Thank you for correcting this! More vilification of Pagans
@FiresideCreators4 ай бұрын
Yep! Cover it in my book! :)
@jonkomatsu81924 ай бұрын
Whoa, this important and interesting! I have always assumed there *was* archaeological evidence for all these claims about Moloch and all. I guess not. 😬 Great revelation, thanks! 👍
@Flyspray4204 ай бұрын
Thanks for your videos! I don't know if you remember me but I commented a while back about demons or something like that in history. At the time I was being influenced by a really dodgy scholar named Ammon hillman he is totally misleading people with his PhD it's insane!

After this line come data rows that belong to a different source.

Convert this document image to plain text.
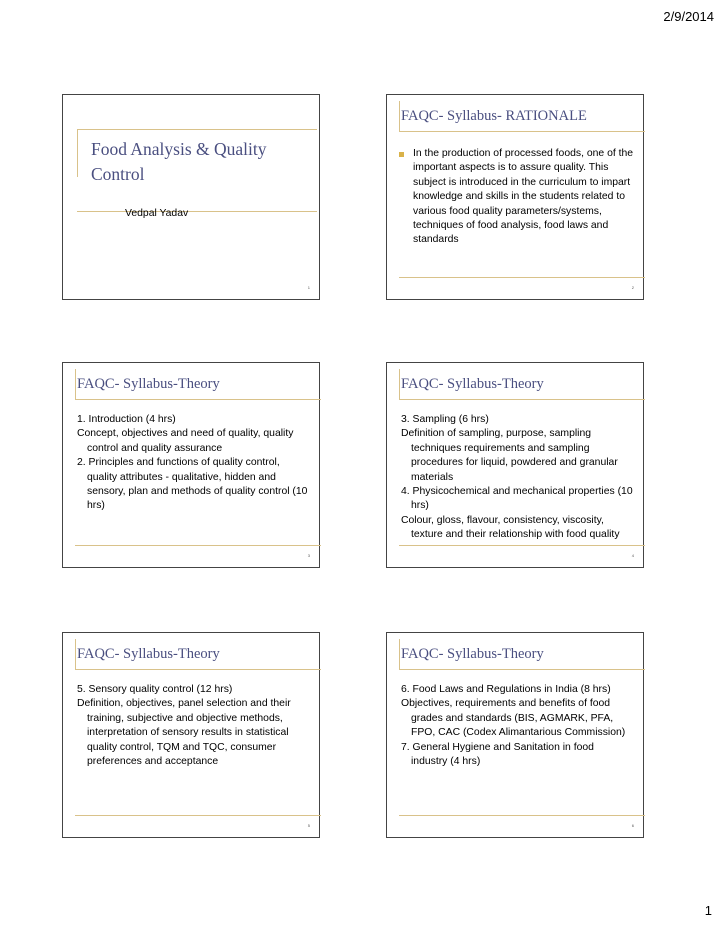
2/9/2014
Food Analysis & Quality Control
Vedpal Yadav
1
FAQC- Syllabus- RATIONALE
In the production of processed foods, one of the important aspects is to assure quality. This subject is introduced in the curriculum to impart knowledge and skills in the students related to various food quality parameters/systems, techniques of food analysis, food laws and standards
2
FAQC- Syllabus-Theory

1. Introduction (4 hrs)

Concept, objectives and need of quality, quality control and quality assurance

2. Principles and functions of quality control, quality attributes - qualitative, hidden and sensory, plan and methods of quality control (10 hrs)

3
FAQC- Syllabus-Theory

3. Sampling (6 hrs)

Definition of sampling, purpose, sampling techniques requirements and sampling procedures for liquid, powdered and granular materials

4. Physicochemical and mechanical properties (10 hrs)

Colour, gloss, flavour, consistency, viscosity, texture and their relationship with food quality

4
FAQC- Syllabus-Theory

5. Sensory quality control (12 hrs)

Definition, objectives, panel selection and their training, subjective and objective methods, interpretation of sensory results in statistical quality control, TQM and TQC, consumer preferences and acceptance

5
FAQC- Syllabus-Theory

6. Food Laws and Regulations in India (8 hrs)

Objectives, requirements and benefits of food grades and standards (BIS, AGMARK, PFA, FPO, CAC (Codex Alimantarious Commission)

7. General Hygiene and Sanitation in food industry (4 hrs)

6
1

@JenniferBirdPhD4 ай бұрын
I don't recall the specific questions from you, but I am sorry to hear about what was going on for you with Ammon. I heard bits and pieces about him, but never watched anything. Peace to you!
@Flyspray4204 ай бұрын
@@JenniferBirdPhD thanks! No worries! Well I'm not a historical genius just a casual watcher on KZbin and he takes advantage of people like me by waving his PhD around and pretending that he knows what he is talking about. If I heard him now I may not have fallen for it but I heard it early on on he started small and kept raising the temperature on his theories If that makes sense. then after listening to him for over year I realised I was listening to the fantasy of a very sick individual who is using all kinds of strange techniques to further spread that fantasy. I basically did some basic research and figured out he was full of it haha.
@Flyspray4204 ай бұрын
Pretty much he is a historical quack
@JenniferBirdPhD4 ай бұрын
@@Flyspray420 That is what I have heard, and it can be quite harmful for people to have an influence and not be accurate with your claims.
@Flyspray4204 ай бұрын
@@JenniferBirdPhD yep! thanks for the reply! especially with the kinds of things he is saying!
@salparadise12204 ай бұрын
Passed through the fire... Walked between a pair of incense burners?

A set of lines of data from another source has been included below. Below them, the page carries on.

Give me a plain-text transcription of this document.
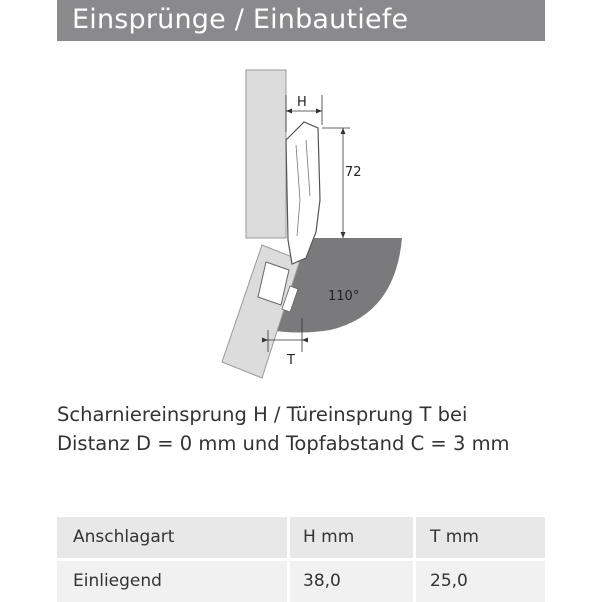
Einsprünge / Einbautiefe
H
72
110°
T
Scharniereinsprung H / Türeinsprung T bei
Distanz D = 0 mm und Topfabstand C = 3 mm
Anschlagart	H mm	T mm
Einliegend	38,0	25,0
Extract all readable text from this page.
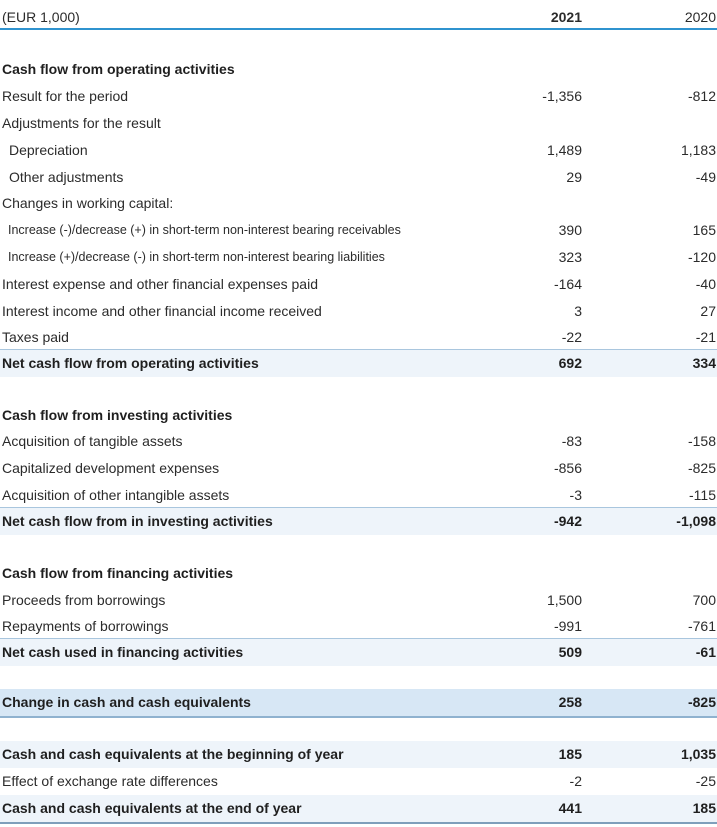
(EUR 1,000)	2021	2020
Cash flow from operating activities
Result for the period	-1,356	-812
Adjustments for the result
Depreciation	1,489	1,183
Other adjustments	29	-49
Changes in working capital:
Increase (-)/decrease (+) in short-term non-interest bearing receivables	390	165
Increase (+)/decrease (-) in short-term non-interest bearing liabilities	323	-120
Interest expense and other financial expenses paid	-164	-40
Interest income and other financial income received	3	27
Taxes paid	-22	-21
Net cash flow from operating activities	692	334
Cash flow from investing activities
Acquisition of tangible assets	-83	-158
Capitalized development expenses	-856	-825
Acquisition of other intangible assets	-3	-115
Net cash flow from in investing activities	-942	-1,098
Cash flow from financing activities
Proceeds from borrowings	1,500	700
Repayments of borrowings	-991	-761
Net cash used in financing activities	509	-61
Change in cash and cash equivalents	258	-825
Cash and cash equivalents at the beginning of year	185	1,035
Effect of exchange rate differences	-2	-25
Cash and cash equivalents at the end of year	441	185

@JenniferBirdPhD4 ай бұрын
@@salparadise1220 exactly! Or two things burning, candles, at the entrance?
@salparadise12204 ай бұрын
@@JenniferBirdPhD Yes. Braziers! To the bigger picture, something of a pattern emerging don't you think? Wild exaggeration of the iniquity of the other prior to delegitimising them/taking their lands/killing them, and of such virility that some have stood for millennia. People talk of baptism as figurative of the parting of the Red Sea, as a prequel to the Jordan River Baptism. Now imagine that, in order to demonise believers in baptism, they made the claim that, "they throw their babies into the sea", and that's all that survived by way of mention of what we know is a little splash on the forehead, perhaps a fully supported mini-dunk. It's easy to see how such claims, made to dehumanise, have remained because the horrific nature of the claim makes them less likely to pass into the collective forgetting.
@JenniferBirdPhD4 ай бұрын
@@salparadise1220 I wasn’t familiar with talk of the Red Sea parting as prequel to baptism. Interesting. Baptism itself originally was about a symbolic dying and rising, associated with such lore attached to a god. Whether or not this piece fits into the pattern you mention, I do think the pattern is there to a certain degree, yes!
@sciptick4 ай бұрын
Sadly, there is copious archaeological evidence of child sacrifice in Phoenician Carthage. Classical reports of such activity were taken as partisan libel until the proof surfaced. That biblical Abraham's willingness to engage in it, even as the subject of a divine jape, was seen as plausible by Jews demonstrates it was far from unthinkable in (at least) the semitic world.
@JenniferBirdPhD4 ай бұрын
@@sciptick thank you for chiming in. I’d love to know how I can read about the evidence you are referring to.
@Akio-fy7ep4 ай бұрын
@@JenniferBirdPhD The Algo does not seem to want to let me post any reference details, but a quick keyword lookup should get you to an article about the Oxford paper. I did "child s@crifice carthage archaeological".
@awsanchezallred27 күн бұрын
As an anthropologist working in Mesoamerica, I absolutely agree with @sciptick that there is copious amounts of archaeological evidence for child sacrifice. Take for instance the 2021 article "Inca human sacrifices from the Ampato and Pichu Pichu volcanoes, Peru," or another 2021 study "Child sacrifice in Tula: a bioarchaeological study." These were just two of the first hits in a quick Google search. Although the Carthage data is still heavily debated as far as I can tell, there are parts of the "Ancient world" that has nothing to do with the Mediterranean, or are indigenous Americans still the people who are "without history"?